Moreover, “as is often the case, the balance is between style and function, and it will take a while to get everything working properly.”
As is usual in new systems, “also using tags for posts” should “make it easier to find what you want from our archives”. 
Well, we shall see how it goes.  As long as the great quality of ASI’s posts continues, I am very happy to put up with any initial snags.
Give it a try: http://www.adamsmith.org

HISTORY OF ECONOMIC THOUGHT CONFERENCES

There are several announcements of international conferences relating to Adam Smith appearing regularly, reflecting increasing interest in the  work of scholars across the world. 
I think these are of interest to many students, post-graduates, established academics, and wider audiences of the perplexed - those who are simply unsure of competing economic theories can offer in the wider world of politics, business and media.  
As a service to readers across the world Lost Legacy will post occasional news of such conferences and seminars, with contact details in case they should wish to consider attending or to enquire from their organisers for details about the subjects to be discussed. 
I shall post title of any papers advertised in their agenda’s that Lost Legacy may have an interest readers. 

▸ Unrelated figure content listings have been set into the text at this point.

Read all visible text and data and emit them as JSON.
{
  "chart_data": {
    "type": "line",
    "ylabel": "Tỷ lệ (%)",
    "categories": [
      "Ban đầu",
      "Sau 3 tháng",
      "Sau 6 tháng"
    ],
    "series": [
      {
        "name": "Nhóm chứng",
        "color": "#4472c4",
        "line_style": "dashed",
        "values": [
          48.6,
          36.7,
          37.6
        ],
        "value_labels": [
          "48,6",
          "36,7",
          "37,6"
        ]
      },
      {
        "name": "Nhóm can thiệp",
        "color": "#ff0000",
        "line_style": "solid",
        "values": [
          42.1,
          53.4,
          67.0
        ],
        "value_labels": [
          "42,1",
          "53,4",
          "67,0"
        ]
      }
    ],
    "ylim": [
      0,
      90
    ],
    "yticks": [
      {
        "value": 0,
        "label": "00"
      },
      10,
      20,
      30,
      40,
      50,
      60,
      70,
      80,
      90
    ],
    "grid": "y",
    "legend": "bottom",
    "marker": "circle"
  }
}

IMPORTANT:Please contact the individual organisers of the events for details and not Lost Legacy! 

1
2014 History of Economic Thought Society of Australia conference (HETSA)
Dates: Friday 11 July to Saturday 12 July 2014
Venue: The University of Auckland, Old Government House, corner of Princes Street and Waterloo Quadrant, Auckland

HERE http://www.business.auckland.ac.nz/en/about/od-our-departments/od-economics/seminars-and-events-8/hetsa-history-of-economic-thought-society-of-australia-conference/hetsa-conference-programme.html

Day 2: Friday 11 July 2014

“Instinct as a Foundational Concept in Adam Smith's  Social Theory”
Tetsuo Taka (Kyusan University, Japan)
2
International Adam Smith Society (IASS)
Dates: 20 July-22nd: Glasgow Scotland

Venue: University of Glasgow: School of Social and Political Sciences

“Themes from Smith and Rousseau”

Call for Papers
The International Adam Smith Society and the Rousseau Association will hold a joint meeting at The University of Glasgow July 20th -22nd 2015. The conference aims to bring together scholars with an interest in the work of either or both of these thinkers with a view to stimulating discussion of their shared interests and the relationship between two prominent members of the Enlightenment.

The conference aims to explore the ideas and shared concerns of Adam Smith and Jean-Jacques Rousseau.  Proposals for papers are invited on any aspect of Smith, Rousseau, or their shared intellectual interests including (but not limited to) pitié, sympathy, commerce, freedom, nature and science. Given the aim of the conference the organisers are particularly keen to invite papers that deal with both Smith and Rousseau.

Further details can be found on the websites



Please submit a title and abstract to Dr Craig Smith University of Glasgow (Craig.Smith@glasgow.ac.uk).

Deadline for submissions of interest: 1st January 2015.


Comment:  I think readers may find this IASS conference topic as a whole very interesting given the likely strong attendance from across the world.   I know some of the organisers and they are among the very best in our field and likely to attract excellent speakers on both Adam Smith and J.J. Rousseau.